« Avant que le réveil n’éclate, j’ai d’abord été 12 années missionnaire : je prêchais de tout mon cœur, alors que certains Pasteurs ne le faisaient pas, prétextant qu’il faut être prudent avec ce que l’on prêche, car les gens risquent de fuir l’église si on leur dit la vérité ; néanmoins je disais aux Zoulous : « convertissez-vous et changez de vie ; si vous ne le faites pas, vous êtes sur le chemin de l’enfer ». Mais ils me répondaient : nous avons entendu ce que tu dis, mais tu dois nous comprendre : le christianisme est la religion des Blancs, et nous avons la nôtre ; tu es chrétien parce que tes ancêtres étaient chrétiens, si tu étais né dans une famille zouloue, tu serais comme nous. Le christianisme est bon et nous avons beaucoup reçu de la civilisation occidentale, vous nous avez construit des églises, des écoles, mais cela ne nous suffit pas : nous voulons aussi conserver nos traditions, notre culte des ancêtres ».
…
J’ai essayé de leur expliquer que le culte des ancêtres était diabolique et que nous n’en avons pas besoin si nous avons Jésus ; cependant, à leur manière, ils m’ont fait comprendre que pour eux le christianisme était comme l’eau que l’on verse sur le feu : elle éteint bien les flammes, mais la braise reste ; voilà la raison pour laquelle ils voulaient rester attachés à leurs anciennes traditions, qui, d’après eux, va au fond des choses.

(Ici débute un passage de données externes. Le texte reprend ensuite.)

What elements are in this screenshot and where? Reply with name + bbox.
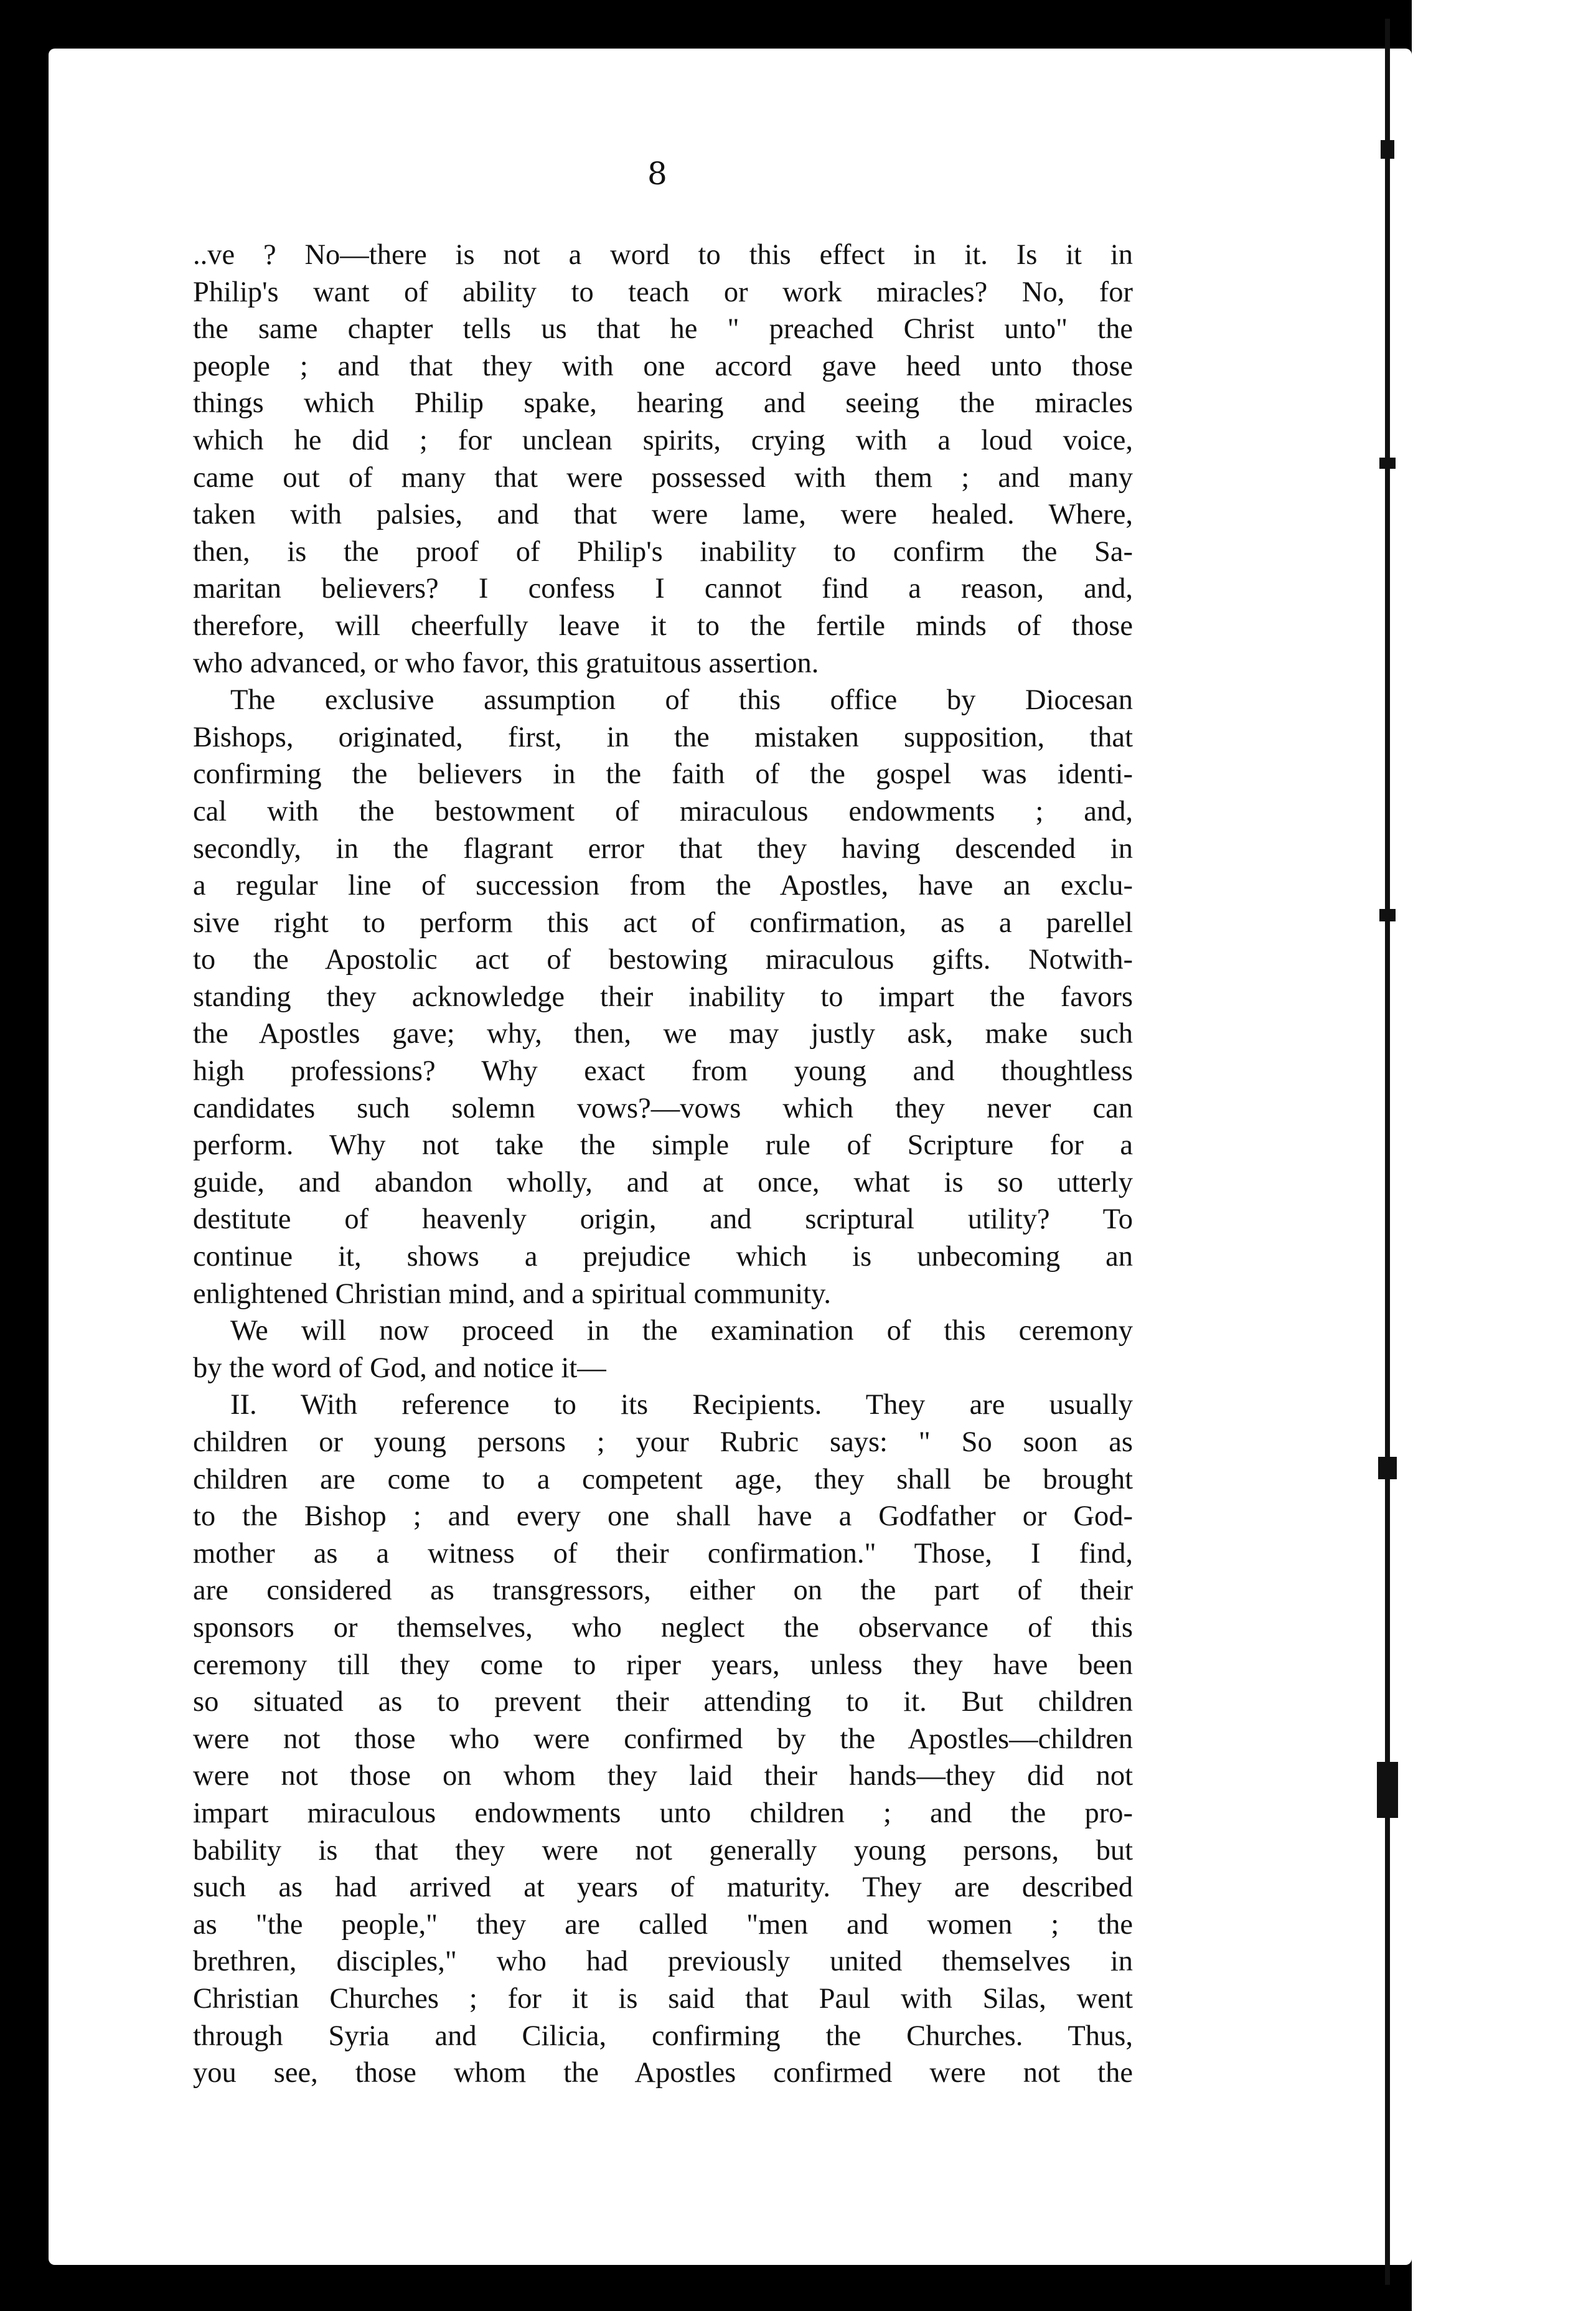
text-line: We will now proceed in the examination of this ceremony xyxy=(230,1315,1133,1347)
text-line: people ; and that they with one accord gave heed unto those xyxy=(193,350,1133,382)
text-line: guide, and abandon wholly, and at once, what is so utterly xyxy=(193,1166,1133,1198)
text-line: Philip's want of ability to teach or work miracles? No, for xyxy=(193,276,1133,308)
text-line: ..ve ? No—there is not a word to this effect in it. Is it in xyxy=(193,239,1133,271)
text-line: things which Philip spake, hearing and seeing the miracles xyxy=(193,387,1133,420)
text-line: continue it, shows a prejudice which is unbecoming an xyxy=(193,1241,1133,1273)
text-line: taken with palsies, and that were lame, were healed. Where, xyxy=(193,499,1133,531)
paragraph xyxy=(193,682,1133,1312)
gutter-mark xyxy=(1378,1457,1397,1479)
text-line: maritan believers? I confess I cannot find a reason, and, xyxy=(193,573,1133,605)
text-line: children are come to a competent age, they shall be brought xyxy=(193,1463,1133,1495)
text-line: therefore, will cheerfully leave it to the fertile minds of those xyxy=(193,610,1133,642)
text-line: who advanced, or who favor, this gratuitous assertion. xyxy=(193,647,819,679)
text-line: were not those on whom they laid their hands—they did not xyxy=(193,1760,1133,1792)
gutter-mark xyxy=(1377,1762,1398,1818)
text-line: are considered as transgressors, either on the part of their xyxy=(193,1574,1133,1607)
text-line: perform. Why not take the simple rule of Scripture for a xyxy=(193,1129,1133,1162)
text-line: through Syria and Cilicia, confirming the Churches. Thus, xyxy=(193,2020,1133,2052)
adjacent-page-edge xyxy=(1412,0,1596,2311)
paragraph xyxy=(193,1386,1133,2091)
page-number: 8 xyxy=(647,156,667,192)
gutter-mark xyxy=(1379,458,1396,469)
text-line: standing they acknowledge their inability to impart the favors xyxy=(193,981,1133,1013)
text-line: as "the people," they are called "men and women ; the xyxy=(193,1908,1133,1941)
text-line: mother as a witness of their confirmation." Those, I find, xyxy=(193,1537,1133,1570)
text-line: sive right to perform this act of confirmation, as a parellel xyxy=(193,906,1133,939)
text-line: bability is that they were not generally young persons, but xyxy=(193,1834,1133,1866)
paragraph xyxy=(193,237,1133,682)
text-line: Bishops, originated, first, in the mistaken supposition, that xyxy=(193,721,1133,753)
text-line: impart miraculous endowments unto children ; and the pro- xyxy=(193,1797,1133,1829)
text-line: so situated as to prevent their attending to it. But children xyxy=(193,1686,1133,1718)
binding-gutter-line xyxy=(1385,19,1390,2285)
text-line: the same chapter tells us that he " preached Christ unto" the xyxy=(193,313,1133,346)
paragraph xyxy=(193,1312,1133,1386)
text-line: II. With reference to its Recipients. They are usually xyxy=(230,1389,1133,1421)
text-line: you see, those whom the Apostles confirmed were not the xyxy=(193,2057,1133,2089)
text-line: secondly, in the flagrant error that they having descended in xyxy=(193,832,1133,865)
text-line: the Apostles gave; why, then, we may justly ask, make such xyxy=(193,1018,1133,1050)
text-line: brethren, disciples," who had previously united themselves in xyxy=(193,1946,1133,1978)
text-line: were not those who were confirmed by the Apostles—children xyxy=(193,1723,1133,1755)
text-line: high professions? Why exact from young and thoughtless xyxy=(193,1055,1133,1088)
text-line: a regular line of succession from the Apostles, have an exclu- xyxy=(193,870,1133,902)
body-text xyxy=(193,237,1133,2092)
text-line: confirming the believers in the faith of the gospel was identi- xyxy=(193,758,1133,791)
text-line: such as had arrived at years of maturity. They are described xyxy=(193,1871,1133,1904)
text-line: Christian Churches ; for it is said that Paul with Silas, went xyxy=(193,1982,1133,2015)
text-line: The exclusive assumption of this office by Diocesan xyxy=(230,684,1133,717)
text-line: which he did ; for unclean spirits, crying with a loud voice, xyxy=(193,424,1133,456)
text-line: to the Apostolic act of bestowing miraculous gifts. Notwith- xyxy=(193,944,1133,976)
text-line: by the word of God, and notice it— xyxy=(193,1352,606,1384)
gutter-mark xyxy=(1379,909,1396,921)
text-line: cal with the bestowment of miraculous endowments ; and, xyxy=(193,795,1133,827)
text-line: children or young persons ; your Rubric says: " So soon as xyxy=(193,1426,1133,1458)
text-line: ceremony till they come to riper years, unless they have been xyxy=(193,1649,1133,1681)
gutter-mark xyxy=(1381,140,1394,159)
text-line: then, is the proof of Philip's inability to confirm the Sa- xyxy=(193,535,1133,568)
text-line: to the Bishop ; and every one shall have a Godfather or God- xyxy=(193,1500,1133,1533)
text-line: candidates such solemn vows?—vows which they never can xyxy=(193,1092,1133,1124)
text-line: destitute of heavenly origin, and scriptural utility? To xyxy=(193,1203,1133,1236)
text-line: sponsors or themselves, who neglect the observance of this xyxy=(193,1611,1133,1644)
text-line: enlightened Christian mind, and a spiritual community. xyxy=(193,1278,831,1310)
text-line: came out of many that were possessed with them ; and many xyxy=(193,461,1133,494)
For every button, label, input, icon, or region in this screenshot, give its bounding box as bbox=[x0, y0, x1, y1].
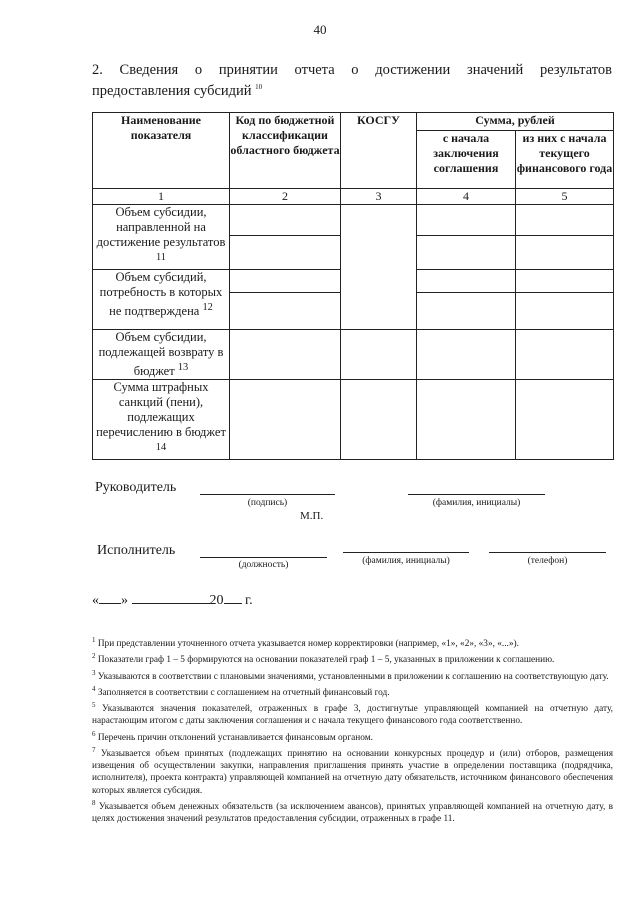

C’est en vain que j’ai essayé de leur faire comprendre que Jésus suffit.
La recherche du réveil
Un jour j’ai prié avec ferveur : « Oh ! Seigneur, s’il te plaît, sois aujourd’hui avec moi pendant la prédication, accorde-moi la sagesse et la force de ton Saint Esprit, donne-moi ta Parole et ton autorité afin que je puisse convaincre ces Zoulous que tu n’es pas seulement le Dieu des Blancs, mais que tu es le fils de Dieu qui est mort pour tous, ressuscité et monté au ciel ». J’avais préparé avec soin mon sermon : j’ai commencé alors par l’Ancien Testament, par les prophéties concernant Jésus : Esaïe, qui a vécu 600 ans avant la naissance du Messie, avait prophétisé qu’il naîtrait d’une vierge. J’ai prêché aux Zoulous en leur expliquant comment toutes ces promesses de l’Ancien Testament se sont réalisées, comment Jésus est finalement mort sur la croix pour nos péchés, qu’il est ressuscité, afin que nous ayons la vie : « nous n’avons pas besoin d’adorer Mahomet : nous pouvons visiter le tombeau qui renferme ses os. Nous n’avons pas besoin de Bouddha : il est mort. Ce sont des idoles mortes, mais Jésus est un Dieu vivant : son tombeau est vide, parce qu’il est ressuscité, il est monté au ciel et tout pouvoir lui a été donné sur la terre et dans les cieux. Il n’y a aucun autre nom qui a été donné parmi les hommes, par lequel ils puissent être sauvés si ce n’est le nom de Jésus ; pour tous les êtres humains, quelle que soit la couleur de leur peau, il n’y a qu’un chemin : Jésus-Christ. Il est le chemin, la vérité et la vie, il ne change pas et reste toujours le même qu’il y a 2000 ans. Comme les gens sont allés vers lui en ce temps-là, nous pouvons nous aussi, aujourd’hui, venir à lui ».
Au pied du mur
J’avais à peine terminé ma prédication qu’une vieille dame vint vers moi :
« Pasteur, est-ce vrai ce que tu nous as dit ? »
« Oui », répondis-je.
« Ce Jésus, ce Dieu des Blanc, vit-il réellement ? Est-il vraiment comme tu nous l’a raconté ? »
« Oui ».
« Peux-tu lui parler ? »
« Bien sûr, tu peux aussi lui parler : nous appelons cela la prière, tout le monde peut prier. »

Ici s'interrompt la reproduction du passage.